MY dd suffers from anxiety and Pinky helps her. She takes him when she goes back to the island to visit her dad, and would be mailed express if he was ever left behind!! We do have some nights were we have to search the house because we can't locate the bear at bedtime, we all do it - me, OH, my bios and the skids - because we all understand that Pinky is important to my dd and no-one wants to cause her upset or stress. She has taken Pinky to school on occasion, and to dance class - where the teacher has put a tiny tutu on him and sat him at the front of the class.

When my dd is ready she will not need Pinky anymore, and he will be put away in her cupboard and kept as a cherished memento of her childhood.
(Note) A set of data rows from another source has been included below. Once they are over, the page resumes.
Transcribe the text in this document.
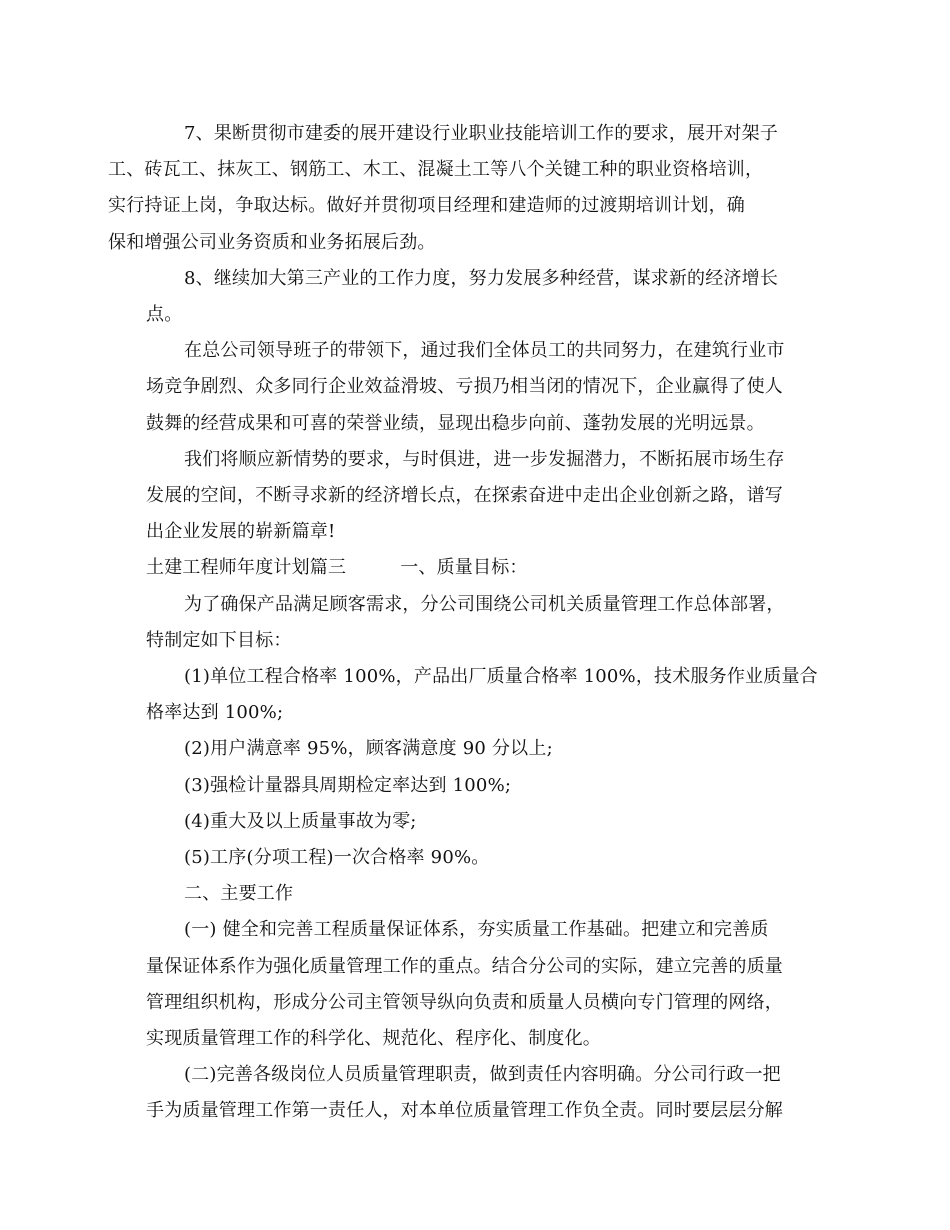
7、果断贯彻市建委的展开建设行业职业技能培训工作的要求，展开对架子
工、砖瓦工、抹灰工、钢筋工、木工、混凝土工等八个关键工种的职业资格培训，
实行持证上岗，争取达标。做好并贯彻项目经理和建造师的过渡期培训计划，确
保和增强公司业务资质和业务拓展后劲。

8、继续加大第三产业的工作力度，努力发展多种经营，谋求新的经济增长
点。

在总公司领导班子的带领下，通过我们全体员工的共同努力，在建筑行业市
场竞争剧烈、众多同行企业效益滑坡、亏损乃相当闭的情况下，企业赢得了使人
鼓舞的经营成果和可喜的荣誉业绩，显现出稳步向前、蓬勃发展的光明远景。

我们将顺应新情势的要求，与时俱进，进一步发掘潜力，不断拓展市场生存
发展的空间，不断寻求新的经济增长点，在探索奋进中走出企业创新之路，谱写
出企业发展的崭新篇章!

土建工程师年度计划篇三	一、质量目标：

为了确保产品满足顾客需求，分公司围绕公司机关质量管理工作总体部署，
特制定如下目标：

(1)单位工程合格率 100%，产品出厂质量合格率 100%，技术服务作业质量合
格率达到 100%;

(2)用户满意率 95%，顾客满意度 90 分以上;

(3)强检计量器具周期检定率达到 100%;

(4)重大及以上质量事故为零;

(5)工序(分项工程)一次合格率 90%。

二、主要工作

(一) 健全和完善工程质量保证体系，夯实质量工作基础。把建立和完善质
量保证体系作为强化质量管理工作的重点。结合分公司的实际，建立完善的质量
管理组织机构，形成分公司主管领导纵向负责和质量人员横向专门管理的网络，
实现质量管理工作的科学化、规范化、程序化、制度化。

(二)完善各级岗位人员质量管理职责，做到责任内容明确。分公司行政一把
手为质量管理工作第一责任人，对本单位质量管理工作负全责。同时要层层分解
Why rush things? If it bothers YOU so much to take the toys out in public make a rule that they stay in the car. Wash them if you feel they are dirty. (Pinky has baths and also goes in the washing machine with no fuss from either of them LOL Wink )

bi's picture

I never had a security object and neither did bd18. bs5 goes through stages with things. there might be a couple of days when he doesn't want to let a certain item go, but after a few days, he's on to something else. sometimes he doesn't need anything at all. when he does have something he won't let go of, it's something unusual, like a pencil or toothbrush. bs7mos doesn't have a security object, but is too young to know if he will develop an attachment to something later.

I don't think there's anything wrong with it if a kid has a "lovey". as long as it isn't interfering with normal life, I don't see any reason to take it away. if it is interfering, than the child needs to be taught when it is appropriate to have said item and when it isn't, but I don't think it necessarily needs to be taken away. when it comes to pacifiers, that's a different story. there is definitely an age when that needs to go.